Sur ce point, Pierrick Spizak la rejoint. Le lien social s’est distendu à Villerupt : « Dans le temps, les ouvriers étaient très soudés. Ils travaillaient au même endroit, partaient en vacances ensemble grâce à l’UMO (Union mutualiste des ouvriers)… Maintenant, avec plus de 80 pour cent de personnes qui ne travaillent pas dans la commune, plus personne ne se connaît et cette solidarité qui nous portait auparavant tend à disparaître ».

L’influence du Luxembourg a également causé un enchérissement brutal du logement. « Un appartement d’une chambre coûte plus cher à Villerupt qu'à Thionville, Metz, Nancy ou Strasbourg », relève Pierrick Spizak. La commune a beau profiter de l’Opération nationale Alzette-Belval, par laquelle l’État prend en main une partie de l’urbanisme et de la construction de logements dans des quartiers prioritaires, celle-ci ne fait qu’accroître les inégalités entre ceux qui sont frontaliers et ceux qui travaillent en France. « Les logements qui vont sortir de terre seront vendus entre 4 000 et 4 500 euros hors taxes le mètre carré. Une maison de cent mètres carrés coûtera 500 000 euros. Un couple de fonctionnaires ne peut pratiquement plus acheter à Villerupt… Seuls les frontaliers correctement payés peuvent se le permettre », regrette Pierrick Spizak.

En 2025, la Cour des comptes de la région Grand Est a démontré que, dans la communauté de communes Pays Haut-Val d’Alzette, les loyers d’appartements ont augmenté de 68 pour cent. Dans le même temps, les prix de vente progressaient de 117 pour cent pour les maisons et 164 pour cent pour les appartements, avec « des niveaux de prix trois à cinq fois supérieurs au territoire français de comparaison », c’est à dire sans influence frontalière.
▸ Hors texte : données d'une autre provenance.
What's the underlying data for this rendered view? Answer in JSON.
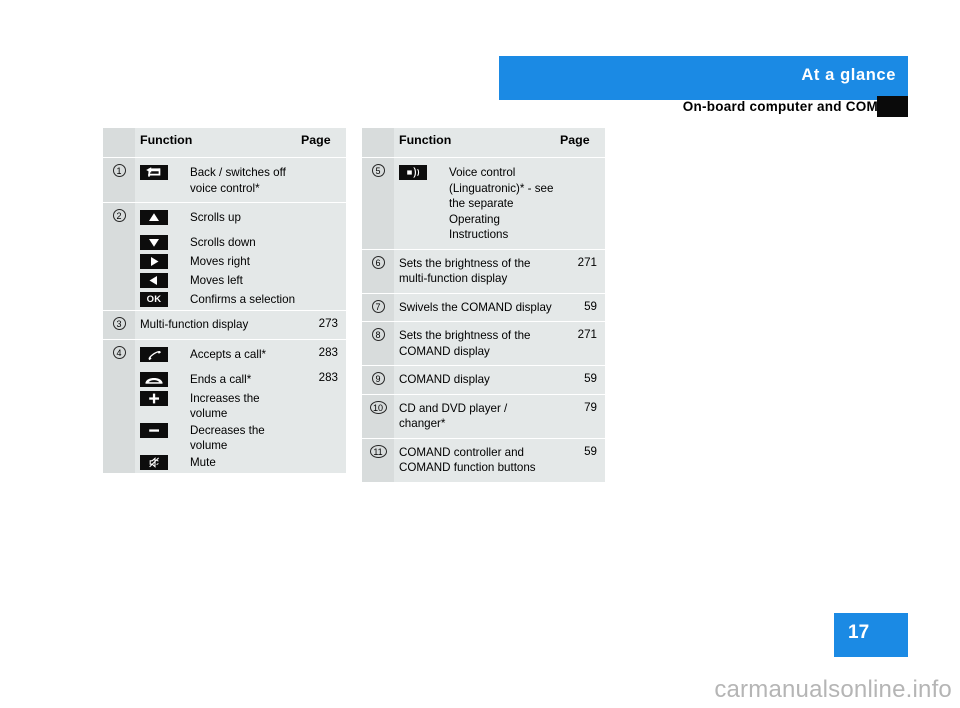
{
  "header": {
    "section_title": "At a glance",
    "subtitle": "On-board computer and COMAND",
    "bar_color": "#1b8ae4",
    "tab_marker_color": "#0a0a0a"
  },
  "tables": {
    "left": {
      "columns": {
        "function": "Function",
        "page": "Page"
      },
      "rows": [
        {
          "number": "1",
          "entries": [
            {
              "icon": "back-arrow-icon",
              "text": "Back / switches off voice control*",
              "page": ""
            }
          ]
        },
        {
          "number": "2",
          "entries": [
            {
              "icon": "arrow-up-icon",
              "text": "Scrolls up",
              "page": ""
            },
            {
              "icon": "arrow-down-icon",
              "text": "Scrolls down",
              "page": ""
            },
            {
              "icon": "arrow-right-icon",
              "text": "Moves right",
              "page": ""
            },
            {
              "icon": "arrow-left-icon",
              "text": "Moves left",
              "page": ""
            },
            {
              "icon": "ok-button-icon",
              "text": "Confirms a selection",
              "page": ""
            }
          ]
        },
        {
          "number": "3",
          "entries": [
            {
              "icon": "",
              "text": "Multi-function display",
              "page": "273"
            }
          ]
        },
        {
          "number": "4",
          "entries": [
            {
              "icon": "phone-accept-icon",
              "text": "Accepts a call*",
              "page": "283"
            },
            {
              "icon": "phone-end-icon",
              "text": "Ends a call*",
              "page": "283"
            },
            {
              "icon": "plus-icon",
              "text": "Increases the volume",
              "page": ""
            },
            {
              "icon": "minus-icon",
              "text": "Decreases the volume",
              "page": ""
            },
            {
              "icon": "mute-icon",
              "text": "Mute",
              "page": ""
            }
          ]
        }
      ]
    },
    "right": {
      "columns": {
        "function": "Function",
        "page": "Page"
      },
      "rows": [
        {
          "number": "5",
          "entries": [
            {
              "icon": "voice-control-icon",
              "text": "Voice control (Linguatronic)* - see the separate Operating Instructions",
              "page": ""
            }
          ]
        },
        {
          "number": "6",
          "entries": [
            {
              "icon": "",
              "text": "Sets the brightness of the multi-function display",
              "page": "271"
            }
          ]
        },
        {
          "number": "7",
          "entries": [
            {
              "icon": "",
              "text": "Swivels the COMAND display",
              "page": "59"
            }
          ]
        },
        {
          "number": "8",
          "entries": [
            {
              "icon": "",
              "text": "Sets the brightness of the COMAND display",
              "page": "271"
            }
          ]
        },
        {
          "number": "9",
          "entries": [
            {
              "icon": "",
              "text": "COMAND display",
              "page": "59"
            }
          ]
        },
        {
          "number": "10",
          "entries": [
            {
              "icon": "",
              "text": "CD and DVD player / changer*",
              "page": "79"
            }
          ]
        },
        {
          "number": "11",
          "entries": [
            {
              "icon": "",
              "text": "COMAND controller and COMAND function buttons",
              "page": "59"
            }
          ]
        }
      ]
    }
  },
  "footer": {
    "page_number": "17",
    "watermark": "carmanualsonline.info",
    "badge_color": "#1b8ae4"
  },
  "icons": {
    "ok_label": "OK"
  }
}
Sur ce même territoire, l’Agape a relevé que trente pour cent des transactions immobilières étaient réalisées par des résidents luxembourgeois. Ce constat renforce l’idée que le Luxembourg participe à la désintégration sociale de territoires dont il a pourtant absolument besoin pour loger une main-d’œuvre qui ne trouve pas de logements chez lui.

Véronique Guillotin n’a, en tout cas, pas l’intention de venir demander de l’aide au Grand-Duché. Si ses prédécesseurs à Villerupt ont toujours défendu le principe de la rétrocession fiscale, elle confirme le clivage gauche/droite sur ce point en soutenant ne pas y être favorable. Alors que ce système permettrait de reverser aux communes françaises une partie de l’impôt payé par les frontaliers au Luxembourg, elle préfère « rester dans le consensus ». Les trois axes qu’elle souhaite développer au cours de son mandat seront plutôt : « Créer une maison de santé, travailler sur les questions de propreté et de salubrité et armer la police municipale. »

Quant au parti communiste, son renvoi dans l’opposition lui impose de reconsidérer sa position, finalement pas si forte que cela. Ces dernières années, le nombre d’adhérents a fondu et peu sont réellement actifs. Beaucoup sont très âgés. Certains, toujours très engagés, vivent en maison de retraite. Le local du parti, devenu trop grand, sera prochainement vendu et remplacé par un nouveau, plus adapté à ses besoins. « Nous devons repartir sur un travail de militants, pour reconstruire une base solide et remplacer les anciens », soutient Pierrick Spizak. « Finalement, peut-être que cette défaite est un mal nécessaire. Elle nous force à réfléchir pour repenser ce que nous sommes. » Lui, en tout cas, a décidé de tourner la page. Il ne se représentera plus. Son ambition, à court terme, est de trouver un nouveau travail. Et pourquoi pas au Luxembourg. « J’avais choisi de travailler de nuit pour pouvoir être à la mairie la journée, mais ça n’a plus de sens maintenant. Au moins, je vais pouvoir être plus présent auprès de ma femme et de mon petit garçon ».

À Villerupt, une page s’est bel et bien tournée.